Few artists in recent memory exploit the potential of obsession as thoroughly, or as winningly, as Joel Tauber. His quixotic "Sick-Amour," an ongoing public project that he's configured into a gallery exhibition at Susanne Vielmetter Los Angeles Projects, manages to combine conceptual rigor, humor, social critique and ecological preservation -- all within the scope of one rather peculiar fixation.
The unlikely object of Tauber's obsession is a sycamore tree in the parking lot of the Pasadena Rose Bowl. Likening himself to the Persian emperor Xerxes, who was said to have so loved a particular sycamore that he adorned the tree with jewelry and assigned it a bodyguard, Tauber has launched a one-man campaign -- initially guerrilla-style, now assisted by several nonprofits (principally LAXART), Rose Bowl officials and the city of Pasadena -- to rescue the tree from neglect, memorialize its plight and celebrate its unsung contribution to the community.

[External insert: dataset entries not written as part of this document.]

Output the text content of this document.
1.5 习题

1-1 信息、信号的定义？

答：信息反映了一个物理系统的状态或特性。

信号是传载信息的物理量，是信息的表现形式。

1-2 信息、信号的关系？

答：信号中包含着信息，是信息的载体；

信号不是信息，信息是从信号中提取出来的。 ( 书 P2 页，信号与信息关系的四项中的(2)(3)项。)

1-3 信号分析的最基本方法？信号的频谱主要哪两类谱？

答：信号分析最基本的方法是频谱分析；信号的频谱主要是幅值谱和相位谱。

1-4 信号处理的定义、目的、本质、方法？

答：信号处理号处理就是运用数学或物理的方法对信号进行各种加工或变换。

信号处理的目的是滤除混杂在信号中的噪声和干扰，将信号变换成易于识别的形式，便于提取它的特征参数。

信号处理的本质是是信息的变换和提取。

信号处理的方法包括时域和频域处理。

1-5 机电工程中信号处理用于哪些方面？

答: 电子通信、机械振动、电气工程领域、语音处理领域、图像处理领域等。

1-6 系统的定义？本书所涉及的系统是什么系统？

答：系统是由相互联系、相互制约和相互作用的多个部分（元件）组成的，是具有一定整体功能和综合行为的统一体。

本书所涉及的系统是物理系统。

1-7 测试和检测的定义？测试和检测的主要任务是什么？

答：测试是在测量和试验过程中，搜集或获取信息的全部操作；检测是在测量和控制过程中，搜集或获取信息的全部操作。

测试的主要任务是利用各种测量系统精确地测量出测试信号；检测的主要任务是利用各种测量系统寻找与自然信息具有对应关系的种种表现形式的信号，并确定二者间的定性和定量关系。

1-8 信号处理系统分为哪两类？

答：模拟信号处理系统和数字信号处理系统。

The goal is to pull up 1,900 square feet of asphalt around the tree, which hadn't even a curb's worth of protection when Tauber found it, replace it with a layer of mulch and turn the space into an outdoor "tree museum."
The exhibition at Vielmetter, besides documenting the public aspect of the project (as well as presumably raising money for it), also enriches it considerably. As compelling as the endeavor is on a conceptual level, it's the presence of Tauber's fervent, somewhat neurotic, irresistibly endearing voice, captured in monologues on each of the installation's 12 video monitors, that gives it its breadth, depth and heart. The installation is fashioned to resemble a tree, with the monitors suspended like fruit on branches made from black plastic tubing. Two long, painted foam and resin "earrings" also dangle from the branches, while nearby Tauber displays jewelry intended for humans: leaf pendants, fruit ball earrings, and a locket containing seeds from the tree, all cast in gold. Large, handsome photographs of the tree are posted around the gallery.
Each monitor features a loop of tree-related footage and a voice-over discussing some aspect of the project. The breadth is impressive.
In one, Tauber surveys the history of environmental philosophy. In another, he discusses the tree's cellular composition, citing the cabala while pondering his inability to penetrate the tree's essential nature. In another, he describes the various pests and fungi that threaten its well-being, the most despised of which, from his perspective, is the lace bug, which colonizes the leaves in vast numbers, extracts nutrients and deposits feces. ("I still can't get over that," he cries. "What audacity!")
More impressive, however, is the ease with which he winds this information into his personal experience with the tree, and the passion that underlies his portrayal of that experience. He relates his joy at the appearance of springtime buds, his horror at returning to the lot one day to find the tree roughly pruned, his scorn for the buses that jostle the branches during a football game and his empathy, inspired by the discovery of numerous used condoms, for the tree's profound isolation.
This sympathy -- informed, he says, by his own unmarried, childless status -- inspired a zealous attempt to help facilitate the tree's reproduction. With the help of the Theodore Payne Foundation for Wildflowers and Native Plants, he succeeded on the second try, producing 71 "tree babies" in February. ("This is one of the greatest days of my life," he relates breathlessly.)
These monologues tip, occasionally, into something like parody, but they never feel the least insincere. Tauber is clearly aware of the absurdity of his quest, but aware also of the strategic advantage that absurdity offers -- in disarming the habitual defenses of his potential viewers, for instance, and jarring them into thinking differently about so familiar an object.
In the den of distraction that is the Rose Bowl parking lot, his obsession functions as a sort of spotlight, illuminating, through the tree, our dysfunctional relationship with nature. And after a while, his conviction comes to seem rather more sane than blanketing the Earth with asphalt.